Open problems in RL
Challenges with core algorithms:
- Stability: does your algorithm converge?
- Efficiency: how long does it take to converge? (how many samples)
- Generalization: after it converges, does it generalize?
Challenges with assumptions:
- Is this even the right problem formulation?
- What is the source of supervision?
Stability
- Devising stable RL algorithms is very hard
- Q-learning/value function estimation
- Fitted Q/fitted value methods with deep network function
- estimators are typically not contractions, hence no guarantee of convergence
- Lots of parameters for stability:
- target network delay, replay buffer size, clipping, sensitivity to learning rates, etc.
- Fitted Q/fitted value methods with deep network function
- Policy gradient/likelihood ratio/REINFORCE
- Very high variance gradient estimator
- Lots of samples, complex baselines, etc.
- Parameters: batch size, learning rate, design of baseline
- Model-based RL algorithms
- Model class and fitting method
- Optimizing policy w.r.t. model non-trivial due to backpropagation through time
- More subtle issue: policy tends to exploit the model
Sample Efficiency
- Need to wait for a long time for your homework to finish running
- Real-world learning becomes difficult or impractical
- Precludes the use of expensive, high-fidelity simulators
- Limits applicability to real-world problems
Scaling up deep RL & Generalization
Supervised Learning (with Imagenet)
- Large-scale
- Emphasizes diversity
- Evaluated on generalization
RL:
- Small-scale
- Emphasizes mastery
- Evaluated on performance
Supervision
Where do supervision come from?
- For atari games, it is natural for supervision (reward) to come from the game score
- But there are other form of supervisions other than rewards that we can potentially incorporate
- Demonstrations
- Muelling, K et al. (2013). Learning to Select and Generalize Striking Movements in Robot Table Tennis
- Language
- Andreas et al. (2018). Learning with latent language
- Human preferences
- Christiano et al. (2017). Deep reinforcement learning from human preferences
- Demonstrations
Rethinking the problem formulation
- How should we define a control problem?
- What is the data?
- What is the goal?
- What is the supervision?
- may not be the same as the goal...
- Think about the assumptions that fit your problem setting!
- Don’t assume the basic RL problem is set in stone
Some perspectives
- RL as an Engineering Tool
- “Anything you can simulate you can control”
- Before: characterize, simulate, control
- Now: characterize, simulate, run RL
- Powerful inversion engine ⇒ but still needs to simulate!
- “Anything you can simulate you can control”
- RL as the Real World
- How do we engineer a system that can deal with the unexpected?
- Minimal external supervision about what to do
- Unexpected situations that require adaptation
- Must discover solutions autonomously
- Humans extremely good at this, current AI systems are extremely bad at this
- RL in theory can do this, and nothing else can
- But we rarely study this kind of setting in RL research
- “easy universe”
- Success = high reward
- close world, rules unknown
- lots of simulation
- “Can RL algorithms optimize really well?”
- “hard universe”
- success = survival (good enough control)

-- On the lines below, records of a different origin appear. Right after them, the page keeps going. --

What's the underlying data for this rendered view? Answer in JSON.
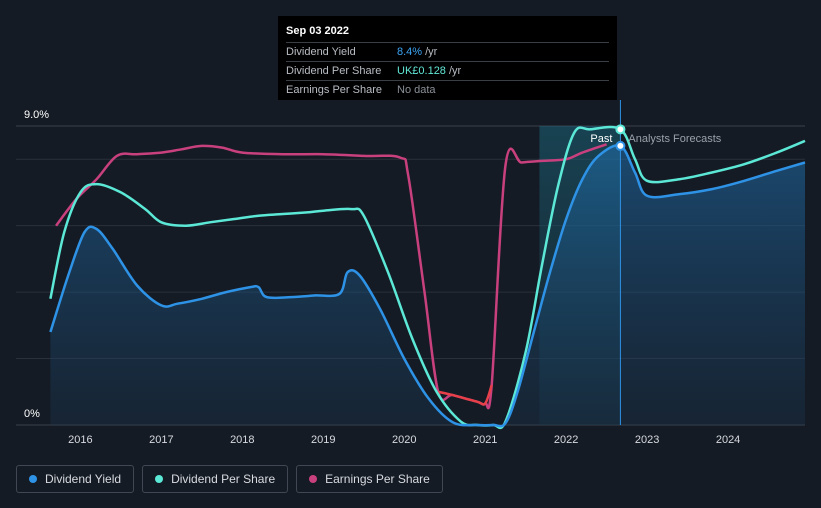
{
  "tooltip": {
    "date": "Sep 03 2022",
    "rows": [
      {
        "label": "Dividend Yield",
        "value": "8.4%",
        "unit": "/yr"
      },
      {
        "label": "Dividend Per Share",
        "value": "UK£0.128",
        "unit": "/yr"
      },
      {
        "label": "Earnings Per Share",
        "value": "No data",
        "unit": ""
      }
    ]
  },
  "legend": [
    {
      "label": "Dividend Yield",
      "color": "#2e93e6"
    },
    {
      "label": "Dividend Per Share",
      "color": "#5ce8d6"
    },
    {
      "label": "Earnings Per Share",
      "color": "#c8407e"
    }
  ],
  "chart_data": {
    "type": "line",
    "y_tick_labels": [
      "9.0%",
      "0%"
    ],
    "ylim": [
      0,
      9
    ],
    "xlim": [
      2015.6,
      2024.95
    ],
    "x_ticks": [
      2016,
      2017,
      2018,
      2019,
      2020,
      2021,
      2022,
      2023,
      2024
    ],
    "past_label": "Past",
    "forecast_label": "Analysts Forecasts",
    "forecast_start": 2022.67,
    "shaded_region_start": 2021.67,
    "colors": {
      "yield": "#2e93e6",
      "dps": "#5ce8d6",
      "eps": "#c8407e",
      "eps_low": "#e8404a"
    },
    "series": [
      {
        "name": "Dividend Yield",
        "x": [
          2015.63,
          2015.85,
          2016.05,
          2016.2,
          2016.4,
          2016.7,
          2017.0,
          2017.2,
          2017.5,
          2017.8,
          2018.1,
          2018.2,
          2018.3,
          2018.6,
          2018.9,
          2019.2,
          2019.3,
          2019.45,
          2019.7,
          2020.0,
          2020.3,
          2020.6,
          2020.9,
          2021.1,
          2021.25,
          2021.4,
          2021.6,
          2021.8,
          2022.0,
          2022.2,
          2022.4,
          2022.67,
          2022.85,
          2023.0,
          2023.4,
          2023.8,
          2024.2,
          2024.6,
          2024.95
        ],
        "values": [
          2.8,
          4.5,
          5.8,
          5.9,
          5.3,
          4.2,
          3.6,
          3.65,
          3.8,
          4.0,
          4.15,
          4.15,
          3.85,
          3.85,
          3.9,
          3.95,
          4.6,
          4.5,
          3.5,
          2.0,
          0.8,
          0.08,
          0.0,
          0.0,
          0.05,
          1.0,
          2.8,
          4.6,
          6.2,
          7.4,
          8.1,
          8.4,
          7.6,
          6.9,
          6.95,
          7.1,
          7.35,
          7.65,
          7.9
        ]
      },
      {
        "name": "Dividend Per Share",
        "x": [
          2015.63,
          2015.8,
          2016.0,
          2016.2,
          2016.5,
          2016.8,
          2017.0,
          2017.3,
          2017.6,
          2017.9,
          2018.2,
          2018.5,
          2018.8,
          2019.0,
          2019.35,
          2019.5,
          2019.8,
          2020.1,
          2020.4,
          2020.7,
          2020.9,
          2021.1,
          2021.25,
          2021.5,
          2021.7,
          2021.9,
          2022.1,
          2022.3,
          2022.67,
          2022.85,
          2023.0,
          2023.4,
          2023.8,
          2024.2,
          2024.6,
          2024.95
        ],
        "values": [
          3.8,
          5.8,
          7.0,
          7.25,
          7.0,
          6.5,
          6.1,
          6.0,
          6.1,
          6.2,
          6.3,
          6.35,
          6.4,
          6.45,
          6.5,
          6.3,
          4.6,
          2.6,
          1.0,
          0.1,
          0.0,
          0.0,
          0.1,
          2.2,
          4.8,
          7.2,
          8.8,
          8.9,
          8.9,
          8.0,
          7.35,
          7.4,
          7.6,
          7.85,
          8.2,
          8.55
        ]
      },
      {
        "name": "Earnings Per Share",
        "x": [
          2015.7,
          2015.95,
          2016.2,
          2016.45,
          2016.7,
          2017.0,
          2017.25,
          2017.5,
          2017.75,
          2018.0,
          2018.5,
          2019.0,
          2019.5,
          2019.95,
          2020.05,
          2020.25,
          2020.42,
          2020.6,
          2020.9,
          2021.0,
          2021.08,
          2021.25,
          2021.45,
          2021.7,
          2022.0,
          2022.2,
          2022.5
        ],
        "values": [
          6.0,
          6.8,
          7.4,
          8.1,
          8.15,
          8.2,
          8.3,
          8.4,
          8.35,
          8.2,
          8.15,
          8.15,
          8.1,
          8.05,
          7.5,
          4.0,
          1.0,
          0.9,
          0.7,
          0.65,
          1.2,
          7.8,
          7.9,
          7.95,
          8.0,
          8.2,
          8.45
        ]
      }
    ]
  }
}
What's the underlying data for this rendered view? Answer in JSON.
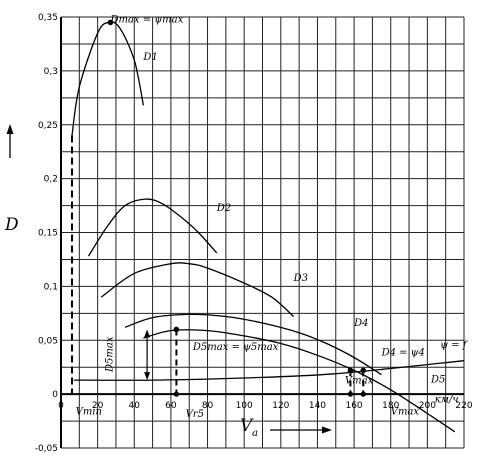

- open world, everything must come from data
- no simulation (rules unknown)
- “Can RL generalize and adapt?”
- Some questions that come up
- How do we tell RL algorithms what we want them to do?
- How can we learn fully autonomously in continual environments?
- How to remain robust as the world changes around us?
- What is the right way to generalize using experience & prior data?
- What’s the right way to bootstrap exploration with prior experience?
- Can we run fully autonomously?
- How do we engineer a system that can deal with the unexpected?
- RL as “Universal” Learning
- "We need machine learning for one reason and one reason only – that’s to produce adaptable and complex decisions.”
- Can we learn from offline data without well-defined tasks?
- Inspired by large language models learning from internet texts
- self-supervised learning
- Chebotar, Hausman, Lu, Xiao, Kalashnikov, Varley, Irpan, Eysenbach, Julian, Finn, Levine. Actionable Models: Unsupervised Offline Reinforcement Learning of Robotic Skills. 2021.